Chrome will start showing you Knowledge Graph style site information on its padlock icon.

A new Chrome developer flag discovered by Leopeva64-2 on Reddit was recently added to the browser’s Canary channel which displays additional site information when the padlock icon is clicked. For those who are not familiar, the padlock icon is a padlock that appears at the top of the browser wrapper to the left of the Omnibox or search box.

“About this site” section in the information page

Activate the “About this site” section in the information on the page. – Mac, Windows, Linux, Chrome OS, Android

# info-page-on-this-site

This “About this site” section is already part of the Microsoft Edge browser, so we have a pretty good idea of ​​what it will look like when deployed to Chrome. So far the flag above doesn’t do anything in Google’s browser, but if you want to check how it might appear, just see the image below, provided by the Redditor.

You’ll notice that even now Edge’s functionality seems incomplete. The icons are missing, so it’s clearly still in development. Nevertheless, the call of this new segment will display advanced information about the site, such as its founder (s), the date of its creation, the programming languages ​​in which it is written, the available languages ​​in which its head office is located. , its subsidiaries if there are any, and soon. Broken icon images are links to Wikipedia, Facebook, LinkedIn, Instagram, or any other relevant social media on which a specific site can be found.

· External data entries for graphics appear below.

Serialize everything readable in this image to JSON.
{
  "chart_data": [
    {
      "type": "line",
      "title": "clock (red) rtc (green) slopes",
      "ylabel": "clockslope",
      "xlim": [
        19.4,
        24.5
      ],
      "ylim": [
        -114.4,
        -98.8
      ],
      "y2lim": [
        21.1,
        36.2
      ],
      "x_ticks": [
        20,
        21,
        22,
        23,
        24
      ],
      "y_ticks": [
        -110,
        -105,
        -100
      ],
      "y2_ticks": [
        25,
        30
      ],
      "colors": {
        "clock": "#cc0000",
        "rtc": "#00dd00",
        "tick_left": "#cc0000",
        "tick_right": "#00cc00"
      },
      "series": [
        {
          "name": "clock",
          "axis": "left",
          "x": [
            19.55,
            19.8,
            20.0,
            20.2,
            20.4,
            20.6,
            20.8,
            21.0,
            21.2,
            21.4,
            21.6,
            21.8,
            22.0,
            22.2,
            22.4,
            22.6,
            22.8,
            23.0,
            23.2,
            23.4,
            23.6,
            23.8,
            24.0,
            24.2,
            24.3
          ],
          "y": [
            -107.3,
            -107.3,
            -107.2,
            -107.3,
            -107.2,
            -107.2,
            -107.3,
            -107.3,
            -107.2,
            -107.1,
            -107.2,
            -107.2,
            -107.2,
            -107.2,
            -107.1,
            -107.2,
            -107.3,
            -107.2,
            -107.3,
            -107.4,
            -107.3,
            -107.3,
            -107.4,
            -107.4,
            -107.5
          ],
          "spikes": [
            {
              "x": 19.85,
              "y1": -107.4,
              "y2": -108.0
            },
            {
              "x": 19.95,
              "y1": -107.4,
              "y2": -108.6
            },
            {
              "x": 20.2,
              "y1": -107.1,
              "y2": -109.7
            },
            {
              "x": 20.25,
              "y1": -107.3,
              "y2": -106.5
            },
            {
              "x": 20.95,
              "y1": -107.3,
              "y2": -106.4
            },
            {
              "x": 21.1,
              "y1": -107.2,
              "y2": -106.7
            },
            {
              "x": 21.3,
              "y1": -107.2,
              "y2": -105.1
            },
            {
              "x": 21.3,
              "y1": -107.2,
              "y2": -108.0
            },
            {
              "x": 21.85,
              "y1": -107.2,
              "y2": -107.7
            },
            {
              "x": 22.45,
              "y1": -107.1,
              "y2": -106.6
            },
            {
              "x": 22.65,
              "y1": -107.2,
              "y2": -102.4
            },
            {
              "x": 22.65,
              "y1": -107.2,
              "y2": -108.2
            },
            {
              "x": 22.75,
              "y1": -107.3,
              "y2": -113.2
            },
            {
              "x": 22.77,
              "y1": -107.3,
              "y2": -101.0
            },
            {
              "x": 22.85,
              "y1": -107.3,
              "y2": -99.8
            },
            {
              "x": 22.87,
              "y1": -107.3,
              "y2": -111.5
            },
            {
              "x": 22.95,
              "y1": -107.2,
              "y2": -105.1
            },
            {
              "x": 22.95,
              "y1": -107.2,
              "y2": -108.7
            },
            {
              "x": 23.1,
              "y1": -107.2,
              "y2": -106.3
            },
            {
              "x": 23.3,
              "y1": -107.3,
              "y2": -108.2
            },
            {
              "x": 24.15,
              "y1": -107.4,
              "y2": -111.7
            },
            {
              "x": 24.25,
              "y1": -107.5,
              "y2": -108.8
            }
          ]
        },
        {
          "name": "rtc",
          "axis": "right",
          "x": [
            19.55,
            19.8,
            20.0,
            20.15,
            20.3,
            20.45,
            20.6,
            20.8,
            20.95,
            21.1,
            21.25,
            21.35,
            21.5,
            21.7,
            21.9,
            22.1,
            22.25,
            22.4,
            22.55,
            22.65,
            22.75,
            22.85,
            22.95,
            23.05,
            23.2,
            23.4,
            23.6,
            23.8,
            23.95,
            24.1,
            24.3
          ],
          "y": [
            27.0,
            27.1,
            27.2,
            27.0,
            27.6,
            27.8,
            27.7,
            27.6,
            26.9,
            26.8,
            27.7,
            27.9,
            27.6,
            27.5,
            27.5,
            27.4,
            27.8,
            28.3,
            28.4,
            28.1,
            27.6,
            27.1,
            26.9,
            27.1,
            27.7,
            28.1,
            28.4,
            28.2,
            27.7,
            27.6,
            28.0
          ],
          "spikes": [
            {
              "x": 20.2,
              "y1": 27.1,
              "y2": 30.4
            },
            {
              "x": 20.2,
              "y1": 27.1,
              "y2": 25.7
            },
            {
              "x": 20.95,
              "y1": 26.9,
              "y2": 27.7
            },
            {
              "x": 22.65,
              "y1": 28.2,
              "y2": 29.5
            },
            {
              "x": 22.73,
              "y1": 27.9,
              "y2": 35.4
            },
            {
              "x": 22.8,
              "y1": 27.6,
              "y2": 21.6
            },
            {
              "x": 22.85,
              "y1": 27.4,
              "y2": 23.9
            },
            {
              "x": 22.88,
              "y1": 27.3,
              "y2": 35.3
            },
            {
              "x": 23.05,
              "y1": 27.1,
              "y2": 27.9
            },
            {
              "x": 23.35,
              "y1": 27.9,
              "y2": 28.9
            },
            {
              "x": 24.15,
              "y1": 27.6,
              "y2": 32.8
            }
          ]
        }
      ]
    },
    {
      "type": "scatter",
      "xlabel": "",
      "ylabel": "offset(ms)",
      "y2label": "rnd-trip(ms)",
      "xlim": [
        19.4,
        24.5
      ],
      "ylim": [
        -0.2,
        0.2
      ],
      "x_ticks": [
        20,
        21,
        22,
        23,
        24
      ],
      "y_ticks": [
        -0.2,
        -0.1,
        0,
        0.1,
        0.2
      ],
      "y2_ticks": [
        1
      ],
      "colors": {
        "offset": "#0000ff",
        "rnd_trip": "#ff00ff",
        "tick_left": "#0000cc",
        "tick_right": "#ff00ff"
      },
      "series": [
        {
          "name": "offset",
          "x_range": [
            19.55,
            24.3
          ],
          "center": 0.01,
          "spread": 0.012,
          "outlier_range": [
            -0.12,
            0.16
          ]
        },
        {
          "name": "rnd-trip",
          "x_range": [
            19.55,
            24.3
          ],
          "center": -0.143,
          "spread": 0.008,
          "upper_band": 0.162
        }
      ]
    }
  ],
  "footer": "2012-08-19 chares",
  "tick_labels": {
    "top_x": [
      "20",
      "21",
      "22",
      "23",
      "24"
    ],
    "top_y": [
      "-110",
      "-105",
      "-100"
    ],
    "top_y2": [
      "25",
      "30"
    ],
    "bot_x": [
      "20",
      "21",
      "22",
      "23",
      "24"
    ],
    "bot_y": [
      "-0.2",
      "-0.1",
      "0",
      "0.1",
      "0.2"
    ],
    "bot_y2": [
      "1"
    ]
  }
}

If you’ve been paying attention to the right side of a Google search results page for the past few years, you may have noticed that this kind of data shows up there as well. Known as the “Knowledge Graph,” Google pulls relevant information from specific trusted sites and displays it in an easy-to-digest, clean, and straightforward way in a panel next to the query results.

Google search is no longer a dumping ground for blue links – it’s a place to find answers to the questions you ask yourself as a human. The “search giant” is now known as a premier AI and machine learning company, and it shows with these kinds of advancements in the way it presents the user experience. He’s done a lot of work to bring computers closer to people, and it’s no surprise to see him trying to humanize every aspect of the browser and its other products or services.

Going forward, the padlock icon will instead become a chevron icon, as we’ve seen on Canary over the past few weeks on our own devices. The historically green lockdown image turned gray a few years ago when Google tried to change users’ minds about security. Green was no longer needed as Chrome served sites over HTTPS by default and displayed HTTP sites as insecure and even blocked visits in many cases.

The next challenge will be getting users to click on this new chevron if they want to explore the website’s social presence or get more information. The real question is, “will we come to a day where we no longer place social information or contact pages on our sites because it is integrated directly into all browsers during the visit?” – I don’t think so, but it’s an interesting thought.